NEW YORK, NY -- Data deduplication is a hot topic at this year's Storage Decisions conference, with users saying they're gung-ho about deploying the technology. However, those with large storage environments say they've had trouble finding a product that fits their requirements.
Brian Greenberg, director of data protection services for a large financial company based in Chicago called data deduplication the "Holy Grail" of disk-based backup Wednesday during a presentation on disk-based backup.
Still, Greenberg's company, which he declined to name, is sticking to tape for backup for now while waiting for deduplication to become more useful for disaster recovery.
So why isn't he using it? Greenberg said he will not deploy a data deduplication appliance until he finds one that can copy its deduped data store and its index to tape for disaster recovery purposes. He could copy data from most data deduplication systems to tape by "rehydrating" the data and backing up the same data separately, but Greenberg said he wants to save space on tape, too. "Being able to backup the catalog is a standard feature of a tape backup environment," he said. "Many of the vendors have asked me why I'd want to do tape backup when I can replicate between systems, but what if there's a rolling disaster that corrupts both?"
Pete Fischer, storage administrator for a large paper and packaging manufacturing company, said his company is desperate to find a product that can reduce the 400 TB of data it must protect every 24 hours. The company uses IBM's Tivoli Storage Manager (TSM) to send data from EMC Clariion CX500, 600 and 700 systems with a total of 27 TB usable capacity to Clariion Disk Library (CDL) virtual tape library (VTL) systems.
"We have barely enough room to keep our incremental backup data in the disk pool," Fischer said. Any overflow gets sent directly to the CDLs, which are also trying to backup data from the disk pool, causing bottlenecks. Fischer also said he's running out of capacity in his tape libraries, estimating that a fully populated Sun StorageTek SL8500 has about 30 percent of the drives he needs.

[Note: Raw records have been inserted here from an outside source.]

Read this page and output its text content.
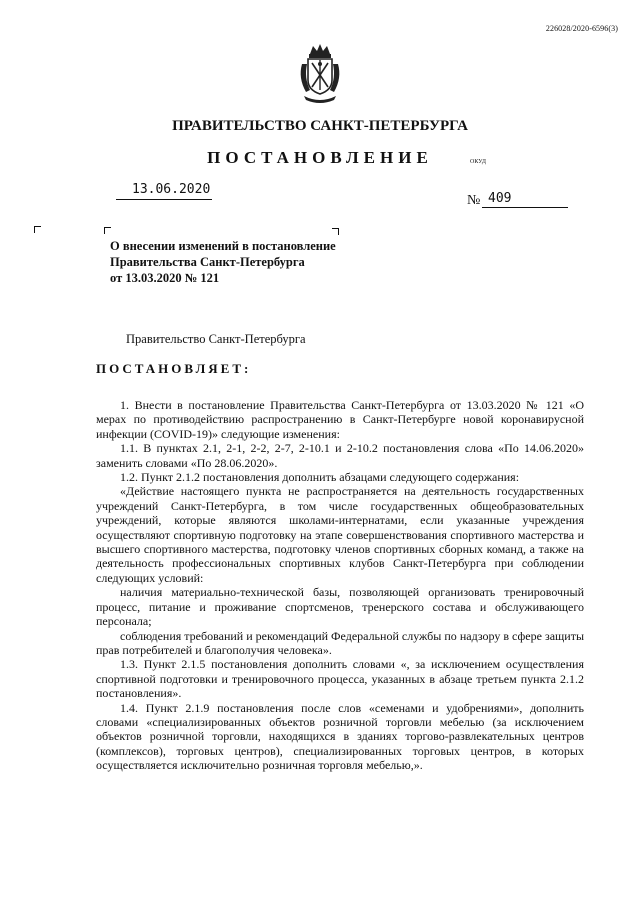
226028/2020-6596(3)
ПРАВИТЕЛЬСТВО САНКТ-ПЕТЕРБУРГА
ПОСТАНОВЛЕНИЕ	ОКУД
13.06.2020
№ 409
О внесении изменений в постановление
Правительства Санкт-Петербурга
от 13.03.2020 № 121
Правительство Санкт-Петербурга
ПОСТАНОВЛЯЕТ:

1. Внести в постановление Правительства Санкт-Петербурга от 13.03.2020 № 121 «О мерах по противодействию распространению в Санкт-Петербурге новой коронавирусной инфекции (COVID-19)» следующие изменения:

1.1. В пунктах 2.1, 2-1, 2-2, 2-7, 2-10.1 и 2-10.2 постановления слова «По 14.06.2020» заменить словами «По 28.06.2020».

1.2. Пункт 2.1.2 постановления дополнить абзацами следующего содержания:

«Действие настоящего пункта не распространяется на деятельность государственных учреждений Санкт-Петербурга, в том числе государственных общеобразовательных учреждений, которые являются школами-интернатами, если указанные учреждения осуществляют спортивную подготовку на этапе совершенствования спортивного мастерства и высшего спортивного мастерства, подготовку членов спортивных сборных команд, а также на деятельность профессиональных спортивных клубов Санкт-Петербурга при соблюдении следующих условий:

наличия материально-технической базы, позволяющей организовать тренировочный процесс, питание и проживание спортсменов, тренерского состава и обслуживающего персонала;

соблюдения требований и рекомендаций Федеральной службы по надзору в сфере защиты прав потребителей и благополучия человека».

1.3. Пункт 2.1.5 постановления дополнить словами «, за исключением осуществления спортивной подготовки и тренировочного процесса, указанных в абзаце третьем пункта 2.1.2 постановления».

1.4. Пункт 2.1.9 постановления после слов «семенами и удобрениями», дополнить словами «специализированных объектов розничной торговли мебелью (за исключением объектов розничной торговли, находящихся в зданиях торгово-развлекательных центров (комплексов), торговых центров), специализированных торговых центров, в которых осуществляется исключительно розничная торговля мебелью,».
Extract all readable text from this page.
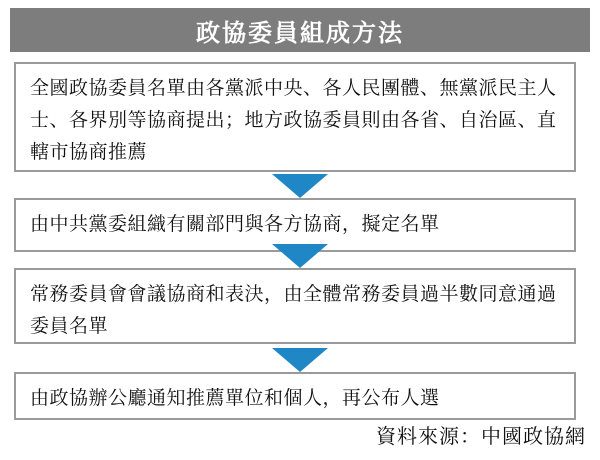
政協委員組成方法
全國政協委員名單由各黨派中央、各人民團體、無黨派民主人士、各界別等協商提出；地方政協委員則由各省、自治區、直轄市協商推薦
由中共黨委組織有關部門與各方協商，擬定名單
常務委員會會議協商和表決，由全體常務委員過半數同意通過委員名單
由政協辦公廳通知推薦單位和個人，再公布人選
資料來源：中國政協網
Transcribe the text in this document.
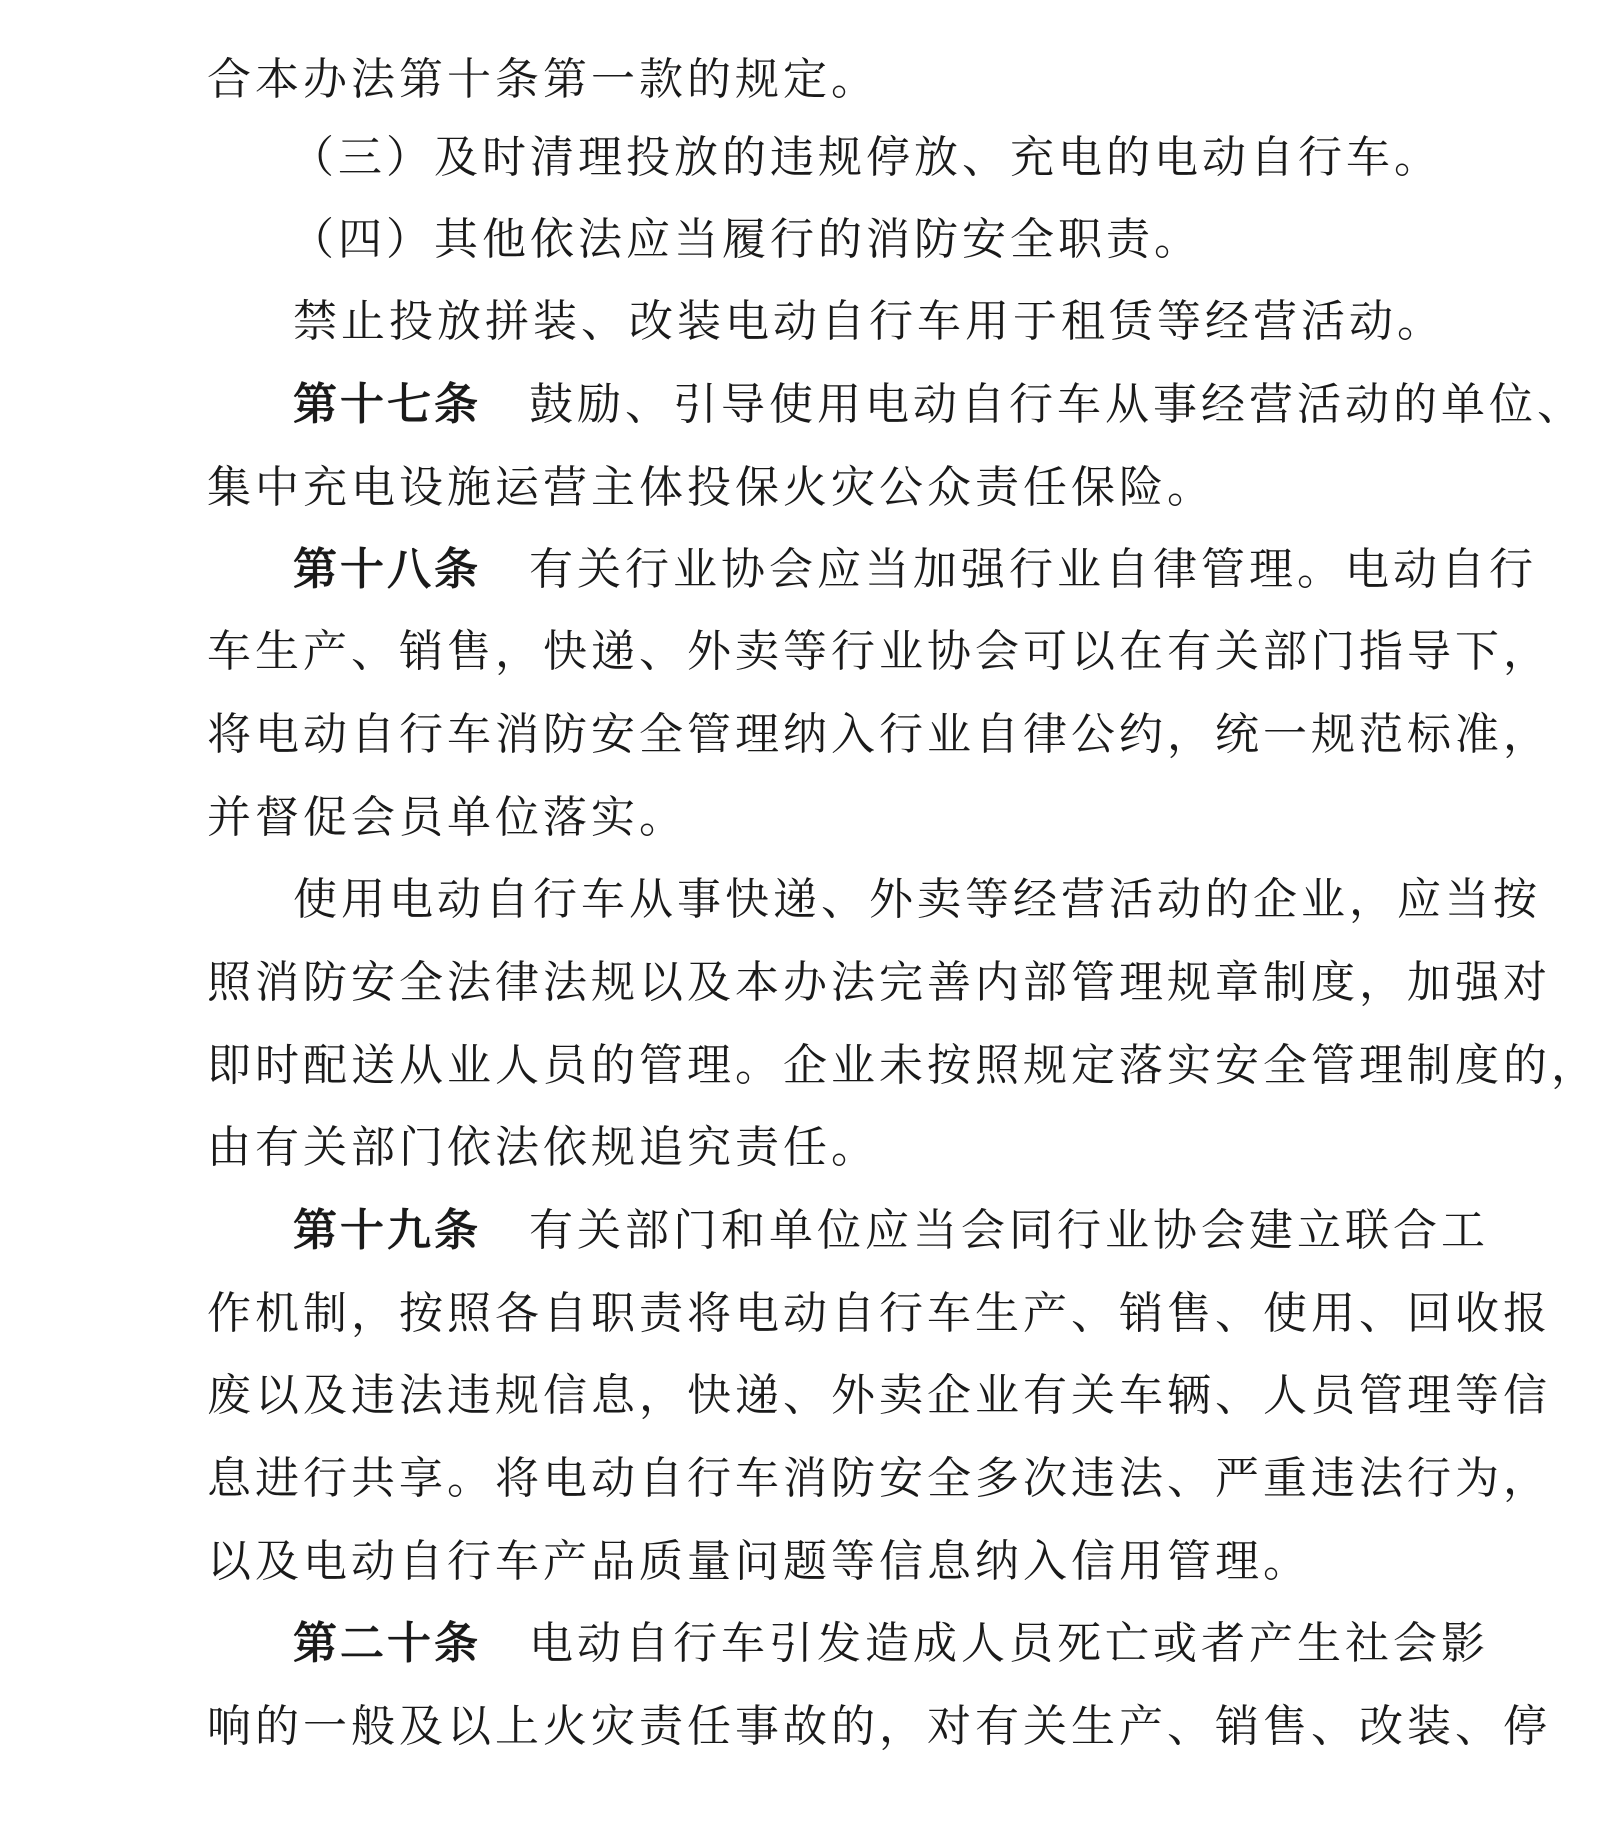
合本办法第十条第一款的规定。
（三）及时清理投放的违规停放、充电的电动自行车。
（四）其他依法应当履行的消防安全职责。
禁止投放拼装、改装电动自行车用于租赁等经营活动。
第十七条 鼓励、引导使用电动自行车从事经营活动的单位、
集中充电设施运营主体投保火灾公众责任保险。
第十八条 有关行业协会应当加强行业自律管理。电动自行
车生产、销售，快递、外卖等行业协会可以在有关部门指导下，
将电动自行车消防安全管理纳入行业自律公约，统一规范标准，
并督促会员单位落实。
使用电动自行车从事快递、外卖等经营活动的企业，应当按
照消防安全法律法规以及本办法完善内部管理规章制度，加强对
即时配送从业人员的管理。企业未按照规定落实安全管理制度的，
由有关部门依法依规追究责任。
第十九条 有关部门和单位应当会同行业协会建立联合工
作机制，按照各自职责将电动自行车生产、销售、使用、回收报
废以及违法违规信息，快递、外卖企业有关车辆、人员管理等信
息进行共享。将电动自行车消防安全多次违法、严重违法行为，
以及电动自行车产品质量问题等信息纳入信用管理。
第二十条 电动自行车引发造成人员死亡或者产生社会影
响的一般及以上火灾责任事故的，对有关生产、销售、改装、停
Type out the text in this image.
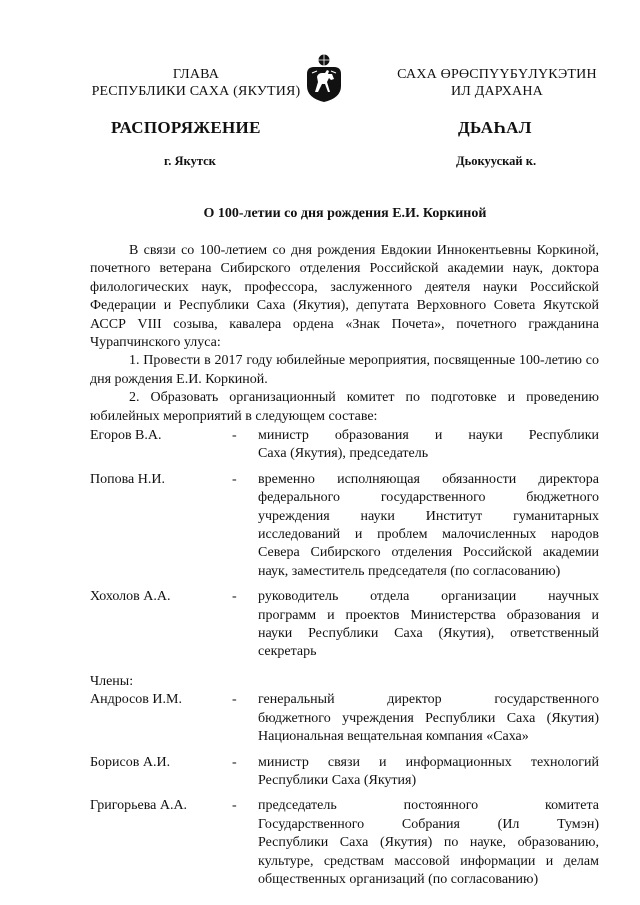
ГЛАВА
РЕСПУБЛИКИ САХА (ЯКУТИЯ)
САХА ӨРӨСПҮҮБҮЛҮКЭТИН
ИЛ ДАРХАНА
РАСПОРЯЖЕНИЕ	ДЬАҺАЛ
г. Якутск	Дьокуускай к.
О 100-летии со дня рождения Е.И. Коркиной

В связи со 100-летием со дня рождения Евдокии Иннокентьевны Коркиной, почетного ветерана Сибирского отделения Российской академии наук, доктора филологических наук, профессора, заслуженного деятеля науки Российской Федерации и Республики Саха (Якутия), депутата Верховного Совета Якутской АССР VIII созыва, кавалера ордена «Знак Почета», почетного гражданина Чурапчинского улуса:

1. Провести в 2017 году юбилейные мероприятия, посвященные 100-летию со дня рождения Е.И. Коркиной.

2. Образовать организационный комитет по подготовке и проведению юбилейных мероприятий в следующем составе:

Егоров В.А.	-	министр образования и науки Республики
Саха (Якутия), председатель
Попова Н.И.	-	временно исполняющая обязанности директора
федерального государственного бюджетного
учреждения науки Институт гуманитарных
исследований и проблем малочисленных народов
Севера Сибирского отделения Российской академии
наук, заместитель председателя (по согласованию)
Хохолов А.А.	-	руководитель отдела организации научных
программ и проектов Министерства образования и
науки Республики Саха (Якутия), ответственный
секретарь
Члены:
Андросов И.М.	-	генеральный директор государственного
бюджетного учреждения Республики Саха (Якутия)
Национальная вещательная компания «Саха»
Борисов А.И.	-	министр связи и информационных технологий
Республики Саха (Якутия)
Григорьева А.А.	-	председатель постоянного комитета
Государственного Собрания (Ил Тумэн)
Республики Саха (Якутия) по науке, образованию,
культуре, средствам массовой информации и делам
общественных организаций (по согласованию)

Fischer's company has brought in a Data Domain box for testing. He's also evaluating Diligent Technologies, but favors Data Domain because Diligent is strictly a VTL. "We're leery of VTL and tape in general at this point," Fischer said. His firm is putting Data Domain DD560 systems through rigorous performance testing, and Fischer said he's not satisfied with the product's scalability. The DD560s hold just over 1 TB of disk apiece, so he will need to deploy at least eight boxes and silo his data according to application. "What I want is to have the boxes be aware of each other, and to be able to get even more data reduction across applications," he said.
Mark Glazerman, storage and backup admin for a plastics manufacturing company, is happily running Data Domain DD560 and DD430 boxes to back up 25 TB. Glazerman said his most recent monitoring reports from his Data Domain systems show an average throughput of 10 MBps over 24 hours. That satisfies Glazerman, but won't work for everybody. [Update: Following publication of this article, Glazerman contacted SearchStorage.com to clarify that the 10 MBps throughput rate reported by the system is per drive, rather than for his entire system. At 15 drives, the entire system is getting an average throughput of 130 MBps, Glazerman said.]
Jannes Kleveberg, solution area manager for ATEA, a consulting firm that manages storage at a large automobile manufacturer's facilities in Europe, has considered deduplication for his client's 600 TB shop. He heard Glazerman's per-drive performance numbers with Data Domain and said "that kind of performance won't do in a large environment."
Kleveberg said he's concerned about post-process systems causing contention with the servers they draw data from after the backup window is over. "For us it always comes back to the performance issue," Kleveberg said.
Data Domain's director of product management Ed Reidenbach said users may point fingers at deduplication if they have poor performance because it's an unfamiliar technology. "We spend a lot of time debugging customer networks to resolve the issue, but since we're the new player in the environment [users] think we're the problem," he said. According to vice president of marketing Beth White, Data Domain is working on letting individual boxes connect through a global namespace to scale better. "We're still pushing the upper limits of our product," she said. "All of us [vendors] in this market are still working our way up the food chain to those megascale data center environments."